2023 Brown Lecture Speaker
Leslie T. Fewick

Fenwick provided historical context for her lecture by detailing how Brown led to the firings, dismissals, and demotions of 100,000 African American principals and teachers between 1952 and the late 1970s.

Fenwick asserted that displaced African American educators’ credentials were in fact superior and stand as evidence against the lie of African American intellectual inferiority.

“The underrepresentation of African Americans in the nation’s educator workforce today is tied to massive White resistance to Brown,” said Fenwick. “Despite the damage to the pipeline, African Americans remain the nation’s most academically credentialed educators.”

“This is the origin of the contemporary underrepresentation of African American educators in the workforce,” Fenwick stated.

Fenwick described the three enduring traumas with the loss of African American educators and principals. The first trauma was economic, with desegregation leaving African American educators nearly $1 billion poorer from income loss. The second trauma was the damage done to school systems because of the loss of high-caliber leadership. The third trauma was the suffering of African American students’ socialization and education.

Finally, Fenwick provided recommendations for a way forward, including items such as telling the history about African American underrepresentation and discontinuing the use of standardized tests that replicate racial disparities.

(Left to Right) Leslie T. Fenwick, Adriane Dorrington, Eric Duncan, and Nirvi Shah

“Racial equity and educational equity are conjoined goals,” Fenwick concluded. “It is unlikely that one will be achieved without the other.”

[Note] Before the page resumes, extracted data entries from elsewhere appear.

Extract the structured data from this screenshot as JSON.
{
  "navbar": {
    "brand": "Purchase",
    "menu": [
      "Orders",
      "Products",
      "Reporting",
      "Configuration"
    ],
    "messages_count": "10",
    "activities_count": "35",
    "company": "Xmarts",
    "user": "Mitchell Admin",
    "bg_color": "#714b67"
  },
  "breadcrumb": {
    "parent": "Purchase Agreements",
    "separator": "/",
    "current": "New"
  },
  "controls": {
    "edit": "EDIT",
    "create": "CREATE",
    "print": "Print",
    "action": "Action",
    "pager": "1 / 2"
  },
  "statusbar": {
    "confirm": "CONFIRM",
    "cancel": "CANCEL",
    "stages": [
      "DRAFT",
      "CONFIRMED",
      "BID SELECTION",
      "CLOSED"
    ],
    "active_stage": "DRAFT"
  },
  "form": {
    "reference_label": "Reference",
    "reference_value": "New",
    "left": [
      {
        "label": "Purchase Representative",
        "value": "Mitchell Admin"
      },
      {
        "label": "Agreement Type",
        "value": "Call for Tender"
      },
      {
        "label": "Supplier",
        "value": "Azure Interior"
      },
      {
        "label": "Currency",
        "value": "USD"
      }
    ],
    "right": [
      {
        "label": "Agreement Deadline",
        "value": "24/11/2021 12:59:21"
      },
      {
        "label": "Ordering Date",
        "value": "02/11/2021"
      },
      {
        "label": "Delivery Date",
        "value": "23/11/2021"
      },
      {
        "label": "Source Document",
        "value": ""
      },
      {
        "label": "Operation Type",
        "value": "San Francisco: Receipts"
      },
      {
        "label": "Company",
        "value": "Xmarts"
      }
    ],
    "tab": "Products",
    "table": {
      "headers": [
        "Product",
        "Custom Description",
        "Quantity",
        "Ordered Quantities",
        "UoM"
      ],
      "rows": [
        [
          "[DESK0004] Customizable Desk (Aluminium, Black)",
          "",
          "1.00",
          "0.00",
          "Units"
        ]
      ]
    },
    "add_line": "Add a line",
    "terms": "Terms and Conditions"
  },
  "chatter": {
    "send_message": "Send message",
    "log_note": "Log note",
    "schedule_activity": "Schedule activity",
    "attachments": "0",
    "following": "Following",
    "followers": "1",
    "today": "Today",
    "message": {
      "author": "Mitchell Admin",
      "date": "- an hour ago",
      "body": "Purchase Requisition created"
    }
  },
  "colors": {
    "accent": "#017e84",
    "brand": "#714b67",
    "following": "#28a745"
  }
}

Fenwick was joined by moderator Nirvi Shah, education enterprise editor at USA Today, and the two commentators for the discussion forum. Adriane Dorrington, senior policy analyst at the National Education Association, and Eric Duncan, director for p–12 policy at The Education Trust, offered their thoughts on the issues described in the lecture.

Dorrington addressed the urgent and critical need to diversify the educator workforce, especially given the current political climate and trauma being experienced by students, especially students of color.

“Research shows that all students, especially African American students, benefit from being taught by African American educators,” Dorrington reflected. “It’s been shown that African American teachers help to close the achievement gap of African American students and help to reduce the discipline disparities.”

Duncan highlighted an example of an organization that successfully diversified their educator workforce through a simple policy solution by forcing hiring managers to justify hiring a white candidate over a qualified Black candidate.

The Audience at the 2023 Brown Lecture

“There’s so much of the systems level, the policies that have been created to intentionally take Black teachers out of the classroom, that even that small solution can have a big impact,” said Duncan.

Following the discussion, Levine adjourned the program, thanking those who attended in person and on the livestream.

“What we heard here are many actionable possibilities—things that the research community needs to do, the parent community needs to do, the school leaders and teachers need to do—and there’s a project before us that I think is doable,” Levine concluded.

The video recording of the event will be posted to the AERA website.